The standby source is rated for loads up to 2 amperes. That’s not much but enough for this PSU’s wattage rating.
And we can remind you once again that the Seasonic SSR-360GP complies with the 80 PLUS Gold standard.
Working with our APC SmartUPS SC 620, this PSU was stable at loads up to 360 watts when powered by the mains, but could not switch to the UPS’s batteries even at 280 watts.
Cross-Load Voltage Stability
The manufacturer promises that the voltages vary by 3% or less, and that is indeed so.

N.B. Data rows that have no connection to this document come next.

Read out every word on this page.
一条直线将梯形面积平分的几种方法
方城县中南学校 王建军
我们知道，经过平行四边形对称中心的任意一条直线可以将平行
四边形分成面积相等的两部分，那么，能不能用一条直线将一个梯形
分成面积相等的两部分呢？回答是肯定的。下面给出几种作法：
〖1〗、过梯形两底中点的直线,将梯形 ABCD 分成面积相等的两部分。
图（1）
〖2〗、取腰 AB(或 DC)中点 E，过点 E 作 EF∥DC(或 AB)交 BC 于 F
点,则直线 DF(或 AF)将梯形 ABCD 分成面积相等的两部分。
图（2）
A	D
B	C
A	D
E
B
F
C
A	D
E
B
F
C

The most important +12V voltage fluctuates by 3% at medium loads and by less than 2% at loads above 130 watts.
The +5V rail sports exemplary stability. Its voltage is almost always within 1% and only goes beyond that limit when there’s high load on each of the power rails, which is a rather unrealistic scenario.
The +3.3V voltage is less than 2% off the required level when there's low load on each power rail. At higher loads this voltage is even more stable.

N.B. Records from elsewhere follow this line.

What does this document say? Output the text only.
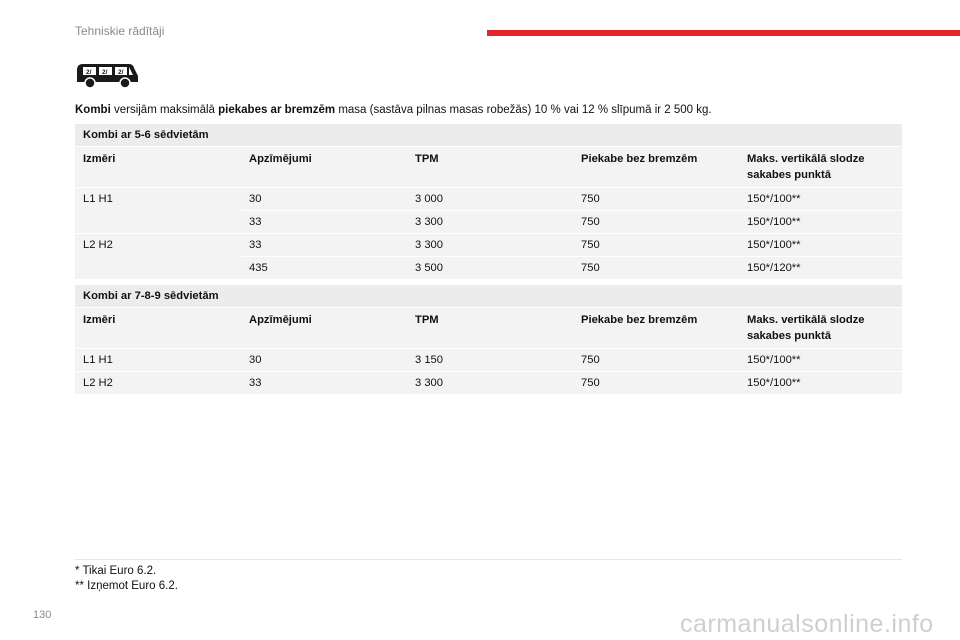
Tehniskie rādītāji
2/ 2/ 2/
Kombi versijām maksimālā piekabes ar bremzēm masa (sastāva pilnas masas robežās) 10 % vai 12 % slīpumā ir 2 500 kg.
Kombi ar 5-6 sēdvietām				
Izmēri	Apzīmējumi	TPM	Piekabe bez bremzēm	Maks. vertikālā slodze sakabes punktā
L1 H1	30	3 000	750	150*/100**
	33	3 300	750	150*/100**
L2 H2	33	3 300	750	150*/100**
	435	3 500	750	150*/120**
Kombi ar 7-8-9 sēdvietām				
Izmēri	Apzīmējumi	TPM	Piekabe bez bremzēm	Maks. vertikālā slodze sakabes punktā
L1 H1	30	3 150	750	150*/100**
L2 H2	33	3 300	750	150*/100**
* Tikai Euro 6.2.
** Izņemot Euro 6.2.
130	carmanualsonline.info
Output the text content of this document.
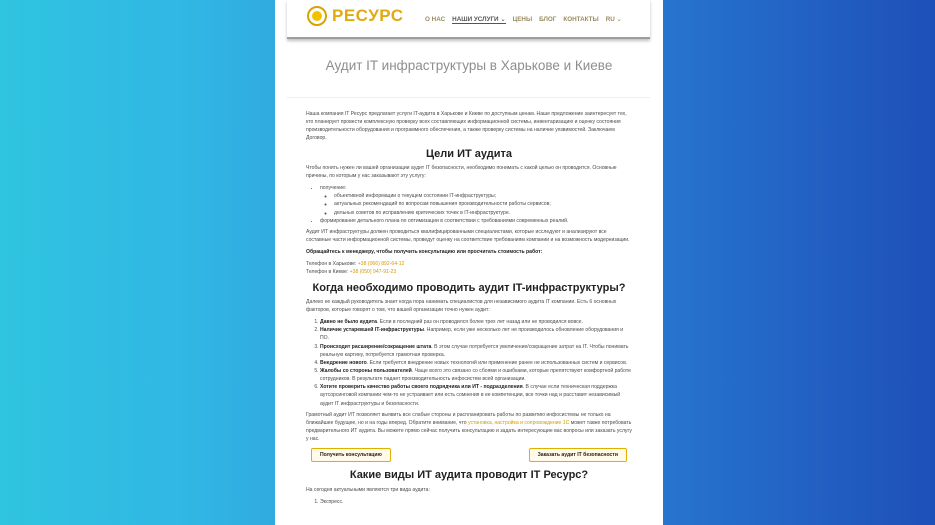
РЕСУРС	О НАС НАШИ УСЛУГИ ⌄ ЦЕНЫ БЛОГ КОНТАКТЫ RU ⌄
Аудит IT инфраструктуры в Харькове и Киеве

Наша компания IT Ресурс предлагает услуги IT-аудита в Харькове и Киеве по доступным ценам. Наше предложение заинтересует тех, кто планирует провести комплексную проверку всех составляющих информационной системы, инвентаризацию и оценку состояния производительности оборудования и программного обеспечения, а также проверку системы на наличие уязвимостей. Заключаем Договор.

Цели ИТ аудита

Чтобы понять нужен ли вашей организации аудит IT безопасности, необходимо понимать с какой целью он проводится. Основные причины, по которым у нас заказывают эту услугу:

• получение:
◦ объективной информации о текущем состоянии IT-инфраструктуры;
◦ актуальных рекомендаций по вопросам повышения производительности работы сервисов;
◦ дельных советов по исправлению критических точек в IT-инфраструктуре.
• формирование детального плана по оптимизации в соответствии с требованиями современных реалий.

Аудит ИТ инфраструктуры должен проводиться квалифицированными специалистами, которые исследуют и анализируют все составные части информационной системы, проведут оценку на соответствие требованиям компании и на возможность модернизации.

Обращайтесь к менеджеру, чтобы получить консультацию или просчитать стоимость работ:

Телефон в Харькове: +38 (066) 892-64-12
Телефон в Киеве: +38 (050) 947-91-23

Когда необходимо проводить аудит IT-инфраструктуры?

Далеко не каждый руководитель знает когда пора нанимать специалистов для независимого аудита IT компании. Есть 6 основных факторов, которые говорят о том, что вашей организации точно нужен аудит:

1. Давно не было аудита. Если в последний раз он проводился более трех лет назад или не проводился вовсе.
2. Наличие устаревшей IT-инфраструктуры. Например, если уже несколько лет не производилось обновление оборудования и ПО.
3. Происходит расширение/сокращение штата. В этом случае потребуется увеличение/сокращение затрат на IT. Чтобы понимать реальную картину, потребуется грамотная проверка.
4. Внедрение нового. Если требуется внедрение новых технологий или применение ранее не использованных систем и сервисов.
5. Жалобы со стороны пользователей. Чаще всего это связано со сбоями и ошибками, которые препятствуют комфортной работе сотрудников. В результате падает производительность инфосистем всей организации.
6. Хотите проверить качество работы своего подрядчика или ИТ - подразделения. В случае если техническая поддержка аутсорсинговой компании чем-то не устраивает или есть сомнения в ее компетенции, все точки над и расставит независимый аудит IT инфраструктуры и безопасности.

Грамотный аудит ИТ позволяет выявить все слабые стороны и распланировать работы по развитию инфосистемы не только на ближайшее будущее, но и на годы вперед. Обратите внимание, что установка, настройка и сопровождение 1С может также потребовать предварительного ИТ аудита. Вы можете прямо сейчас получить консультацию и задать интересующие вас вопросы или заказать услугу у нас.

Получить консультацию	Заказать аудит IT безопасности
Какие виды ИТ аудита проводит IT Ресурс?

На сегодня актуальными являются три вида аудита:

1. Экспресс.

Overall, the Seasonic SSR-360GP is very good in this cross-load stability test.
Output Voltage Ripple
The output voltage ripple is higher than with Seasonic’s more expensive PSUs but fits within the required range by a large margin.
The same goes for the low-frequency ripple: it is just somewhat stronger on the +12V rail but weaker on the +3.3V rail.
Temperature and Noise
The Seasonic SSR-360GP is cooled by a 120mm fan from ADDA. It is the AD1212MB-A70GL model with a rated speed of 2050 RPM.
Although the fan itself produced no unwanted sounds, the honeycomb mesh Seasonic is so proud of (mentioning it on the product box even) presents a bigger obstacle on the way of the air flow than standard wire grids, making the fan audible at 1100 RPM and higher.
Well, the initial speed of the fan is only 550 RPM. It is maintained until about two thirds of the PSU's full output power but then the fan accelerates quickly, which is typical of many Seasonic PSUs. The speed actually triples (from 600 to 1800 RPM) over a 100-watt stretch of loads.
Thus, the Seasonic SSR-360GP is virtually silent at loads up to 250 watts but very loud at loads above 300 watts.
Efficiency and Power Factor
At the reference loads of 20%, 50% and 100%, the Seasonic SSR-360GP is 88.8%, 91.4% and 90.3% efficient, respectively. It reached its peak efficiency of 92.5% at a load of 270 watts.
The power factor is over 99% at high loads, just as promised by the manufacturer.
The standby voltage is highly stable over the specified 2-ampere range.